Turning to consumption, as the grand end which justifies the evil of modern labor, we find that we have been deceived. We have more time in which to consume, and many more products to be consumed. But the tempo of our labors communicates itself to our satisfactions, and these also become brutal and hurried. The constitution of the natural man probably does not permit him to shorten his labor-time and enlarge his consuming-time indefinitely. He has to pay the penalty in satiety and aimlessness. The modern man has lost his sense of vocation. (xlii)

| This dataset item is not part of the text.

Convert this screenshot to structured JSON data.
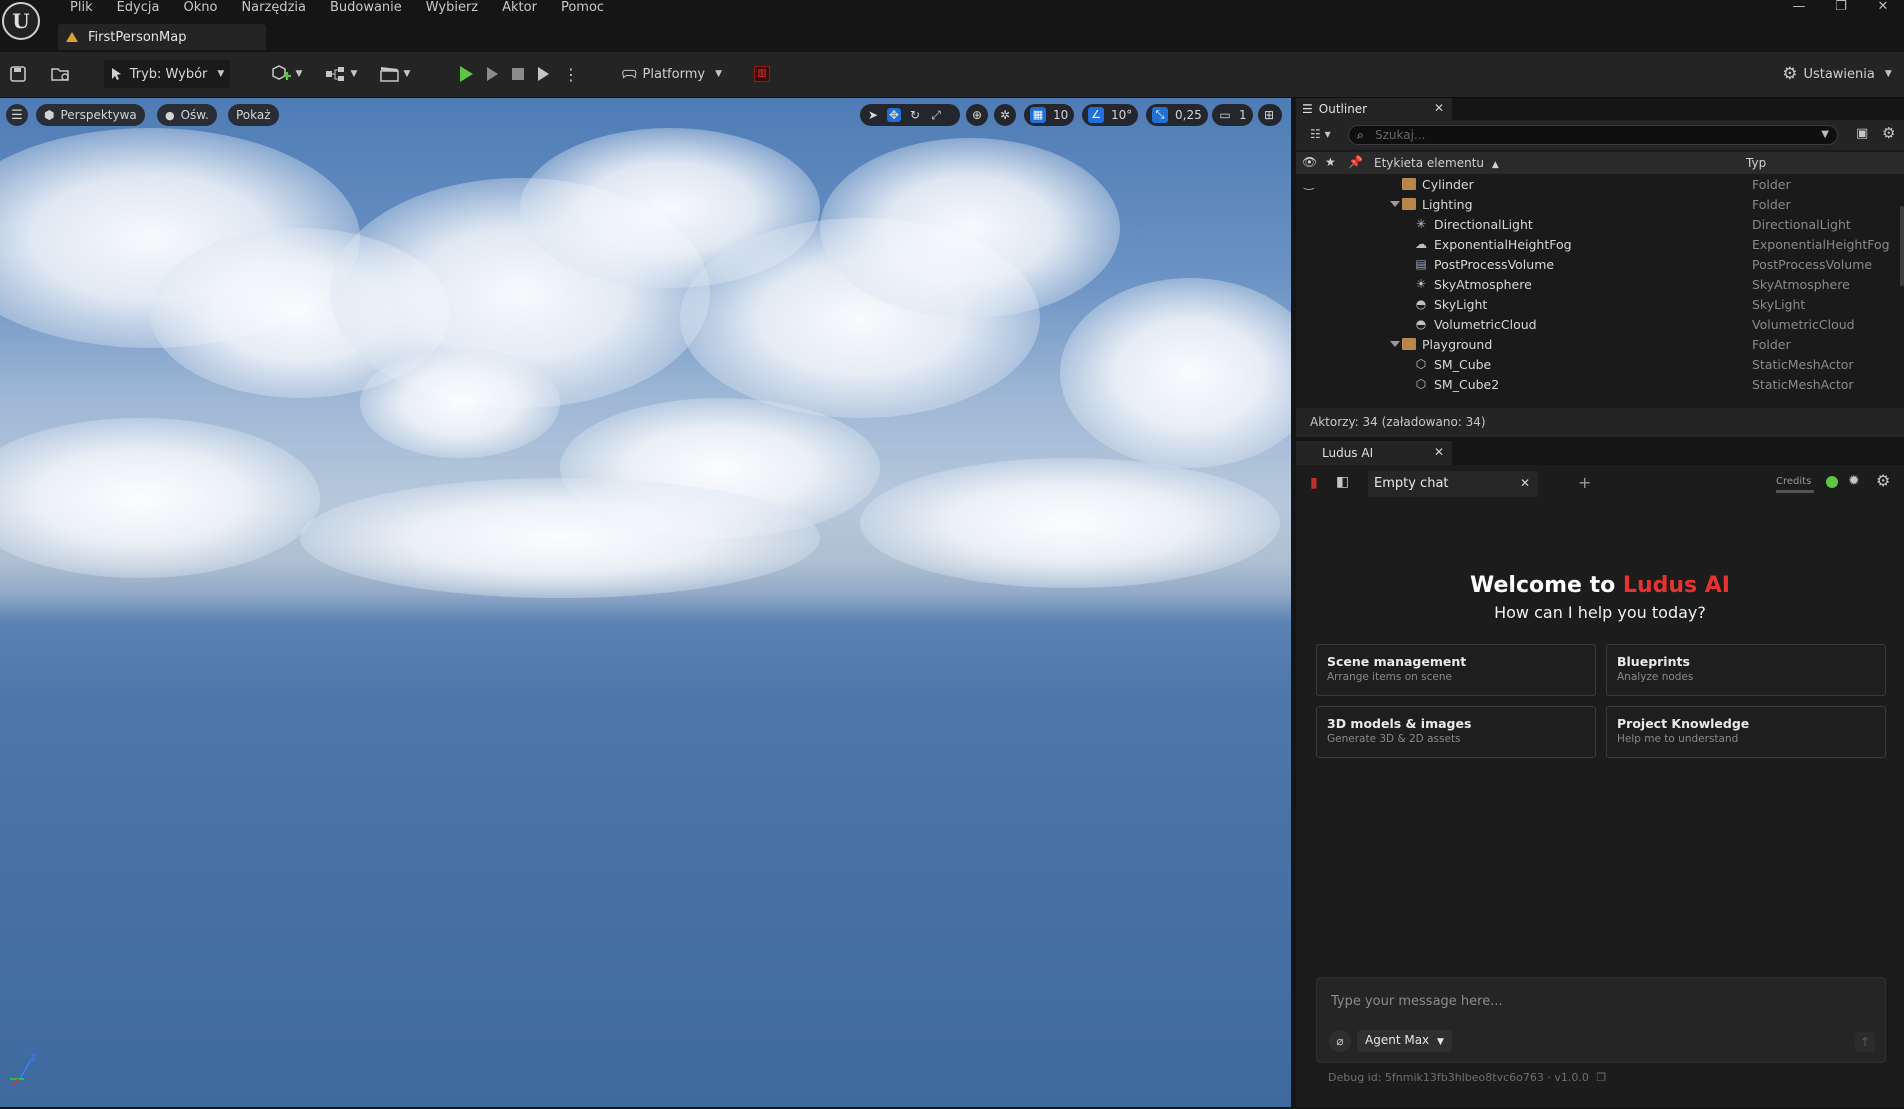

I can’t help but think of the way that the tempo of vocational education has entered into the humanities— hundred year spans are taught with a few choice predigested words which support the current critical trends, and there is precious little time for reflection. The best of teachers though do take the time to attempt the expression of the soul of literature and history— that yesterday indeed has and does invest itself in today. But I had to put myself under the magnifying glass when it comes to my own consumptive patterns.

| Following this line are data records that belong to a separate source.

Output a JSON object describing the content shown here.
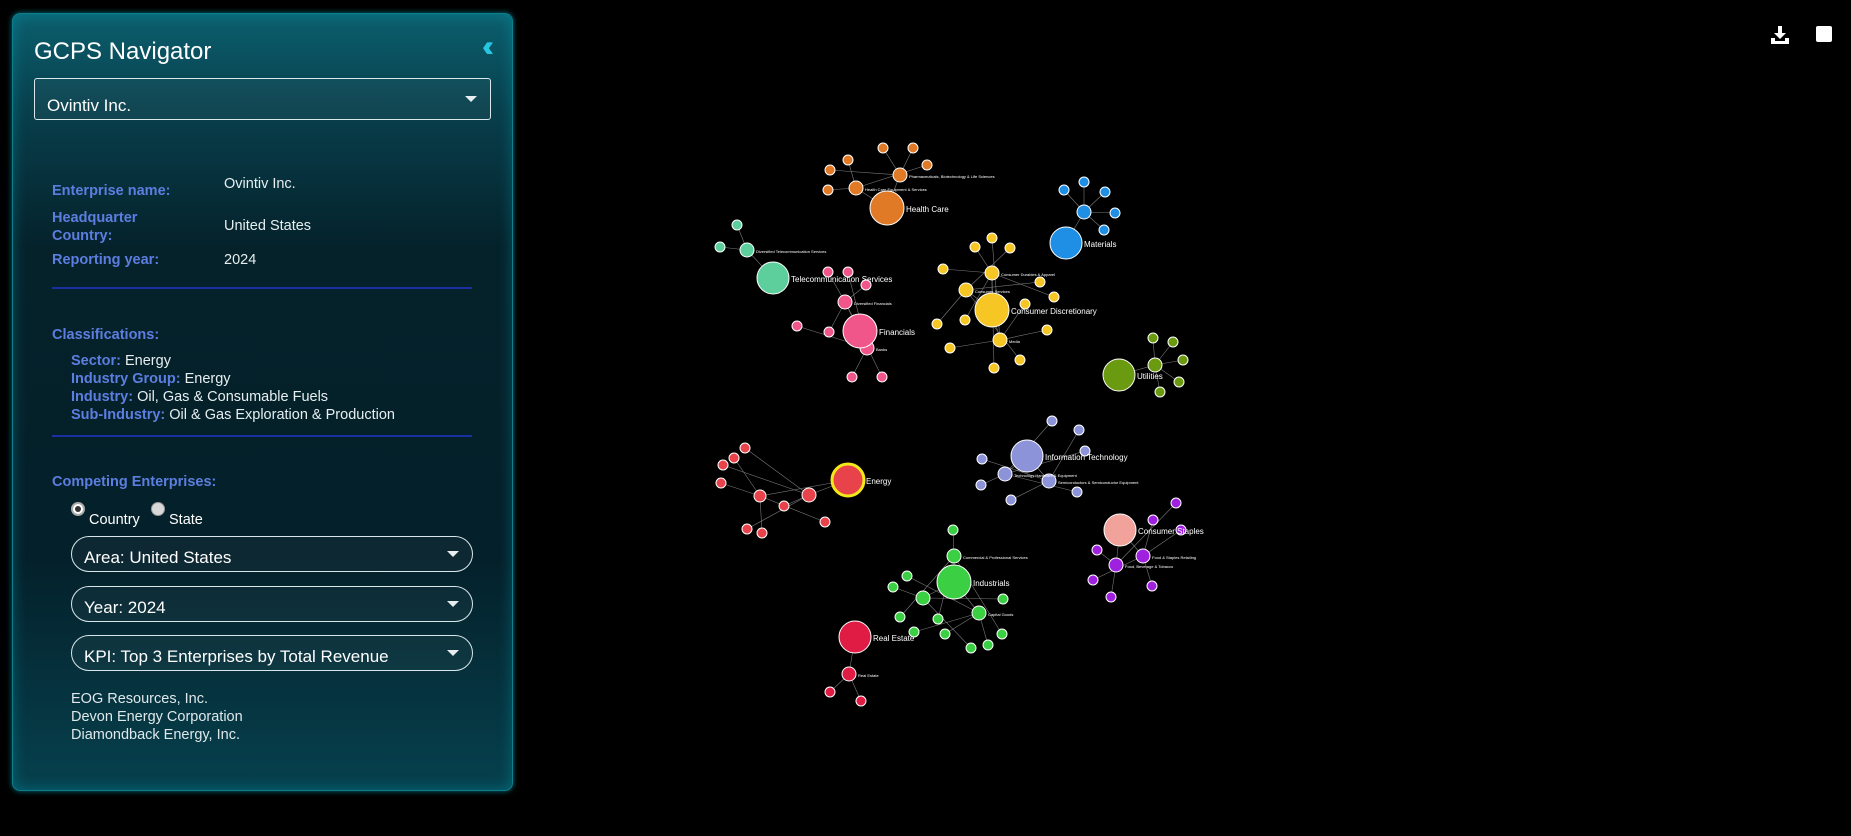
{
  "panel": {
    "title": "GCPS Navigator",
    "selected_enterprise": "Ovintiv Inc.",
    "labels": {
      "enterprise_name": "Enterprise name:",
      "hq_country_line1": "Headquarter",
      "hq_country_line2": "Country:",
      "reporting_year": "Reporting year:",
      "classifications": "Classifications:",
      "competing": "Competing Enterprises:"
    },
    "values": {
      "enterprise_name": "Ovintiv Inc.",
      "hq_country": "United States",
      "reporting_year": "2024"
    },
    "classifications": {
      "sector_label": "Sector:",
      "sector": "Energy",
      "industry_group_label": "Industry Group:",
      "industry_group": "Energy",
      "industry_label": "Industry:",
      "industry": "Oil, Gas & Consumable Fuels",
      "sub_industry_label": "Sub-Industry:",
      "sub_industry": "Oil & Gas Exploration & Production"
    },
    "scope": {
      "country_label": "Country",
      "state_label": "State",
      "selected": "Country"
    },
    "area": "Area: United States",
    "year": "Year: 2024",
    "kpi": "KPI: Top 3 Enterprises by Total Revenue",
    "competitors": [
      "EOG Resources, Inc.",
      "Devon Energy Corporation",
      "Diamondback Energy, Inc."
    ]
  },
  "toolbar": {
    "download_icon": "download-icon",
    "fullscreen_icon": "square-icon"
  },
  "colors": {
    "health_care": "#e07a27",
    "materials": "#1f8fe6",
    "telecom": "#5ccf9c",
    "financials": "#f0568a",
    "consumer_disc": "#f5c624",
    "utilities": "#6a9a10",
    "energy": "#e8434a",
    "energy_ring": "#f3e81a",
    "it": "#8c93d8",
    "consumer_staples": "#a020e0",
    "consumer_staples_hub": "#f1a29b",
    "industrials": "#3bcf44",
    "real_estate": "#e01c45"
  },
  "chart_data": {
    "type": "network",
    "sectors": [
      {
        "name": "Health Care",
        "subnodes": [
          "Health Care Equipment & Services",
          "Pharmaceuticals, Biotechnology & Life Sciences"
        ]
      },
      {
        "name": "Materials",
        "subnodes": []
      },
      {
        "name": "Telecommunication Services",
        "subnodes": [
          "Diversified Telecommunication Services"
        ]
      },
      {
        "name": "Financials",
        "subnodes": [
          "Diversified Financials",
          "Banks"
        ]
      },
      {
        "name": "Consumer Discretionary",
        "subnodes": [
          "Consumer Durables & Apparel",
          "Media",
          "Consumer Services"
        ]
      },
      {
        "name": "Utilities",
        "subnodes": []
      },
      {
        "name": "Energy",
        "subnodes": []
      },
      {
        "name": "Information Technology",
        "subnodes": [
          "Technology Hardware & Equipment",
          "Semiconductors & Semiconductor Equipment"
        ]
      },
      {
        "name": "Consumer Staples",
        "subnodes": [
          "Food & Staples Retailing",
          "Food, Beverage & Tobacco"
        ]
      },
      {
        "name": "Industrials",
        "subnodes": [
          "Commercial & Professional Services",
          "Capital Goods"
        ]
      },
      {
        "name": "Real Estate",
        "subnodes": [
          "Real Estate"
        ]
      }
    ],
    "highlighted": "Energy"
  }
}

I am a voracious consumer— not of status symbols, modern conveniences, etc., but of information. In the consumption of information, there is no satiety or aimlessness. The consumption of information is indeed a vocation. I find myself far more drawn to that than agrarian pursuits. The current trend in reading I’ll Take My Stand is to read it as metaphoric. I think this is a good thing; the appeal to tradition that it represents is heartfelt and erroneous. But the appeal for a critical appraisal of technology in light of what it displaces is important, even today in an information rather than commodity driven economy.

More to come, I’m sure.

Audience Analysis

Reading the audience

I was thinking about the first time I encountered “audience analysis” in school. It was my second writing class— persuasive writing. The instructor had the class bring several popular magazines to class so that we might guess what the “target audience” for these publications were. The easy way to do it is to look at the advertisements. Trends were easy to spot, with little actual reading involved.

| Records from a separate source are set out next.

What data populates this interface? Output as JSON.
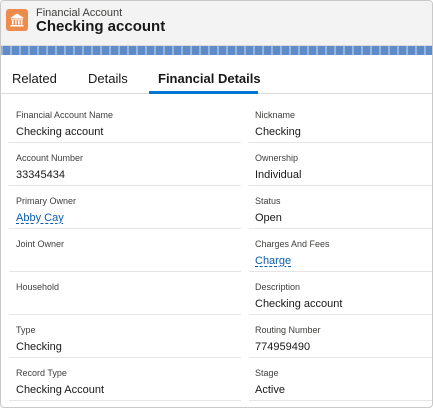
{
  "record": {
    "object_type": "Financial Account",
    "name": "Checking account",
    "icon": "bank-icon"
  },
  "tabs": [
    {
      "label": "Related"
    },
    {
      "label": "Details"
    },
    {
      "label": "Financial Details",
      "active": true
    }
  ],
  "fields": {
    "left": [
      {
        "label": "Financial Account Name",
        "value": "Checking account"
      },
      {
        "label": "Account Number",
        "value": "33345434"
      },
      {
        "label": "Primary Owner",
        "value": "Abby Cay"
      },
      {
        "label": "Joint Owner",
        "value": ""
      },
      {
        "label": "Household",
        "value": ""
      },
      {
        "label": "Type",
        "value": "Checking"
      },
      {
        "label": "Record Type",
        "value": "Checking Account"
      }
    ],
    "right": [
      {
        "label": "Nickname",
        "value": "Checking"
      },
      {
        "label": "Ownership",
        "value": "Individual"
      },
      {
        "label": "Status",
        "value": "Open"
      },
      {
        "label": "Charges And Fees",
        "value": "Charge"
      },
      {
        "label": "Description",
        "value": "Checking account"
      },
      {
        "label": "Routing Number",
        "value": "774959490"
      },
      {
        "label": "Stage",
        "value": "Active"
      }
    ]
  },
  "colors": {
    "accent": "#0176d3",
    "link": "#0b5cab",
    "icon_bg": "#ed8b4d",
    "banner": "#5f8bc9"
  }
}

Watching the History Channel this morning, I was enlightened by the troubled story of the M-16. I didn’t realize that it was created by a man with the surname of “Stoner” and built by the Armalite Rifle Company. Who watches this stuff? Non-stop stories of new and better ways of killing each other. Ah, maybe the ads provide a clue. The first ad was for the Q-Ray Bracelet. Perhaps the same people drawn to weaponry as a talisman of power are also drawn to mystical ionic ray bracelets that relieve all pain. The commercials found on these cable stations seem to have a big overlap with a publication that the instructor made some guesses about in that persuasive writing class— The National Enquirer.

The general consensus of the class was that the audience for supermarket tabloids is women with less than a sixth-grade education. I wonder how the History Channel’s marketing reps sell to these companies? Ozzy Osbourne is a big fan— perhaps there is a connection between ritual healing and ritual destruction? The question of audience is complex though, because the station does have many quality programs besides the constant barrage of war pornography. TV advertising is not nearly as monolithic as print advertising. Next to the ads for diabetes test equipment, teenagers cavort with day-glow cell phones. But there is an overwhelming tone of machismo to the bulk of the History Channel’s programming, so I really do wonder at the presence of the miracle bracelet. Do guys really buy this stuff?

But I wonder more about the statistics that Ampersand posted about our so-called “representative” government. I wonder if the typical member of Congress wears a Q-Ray bracelet to match their M-16? With all the talismanic saber-rattling these days, it would make a lot of sense.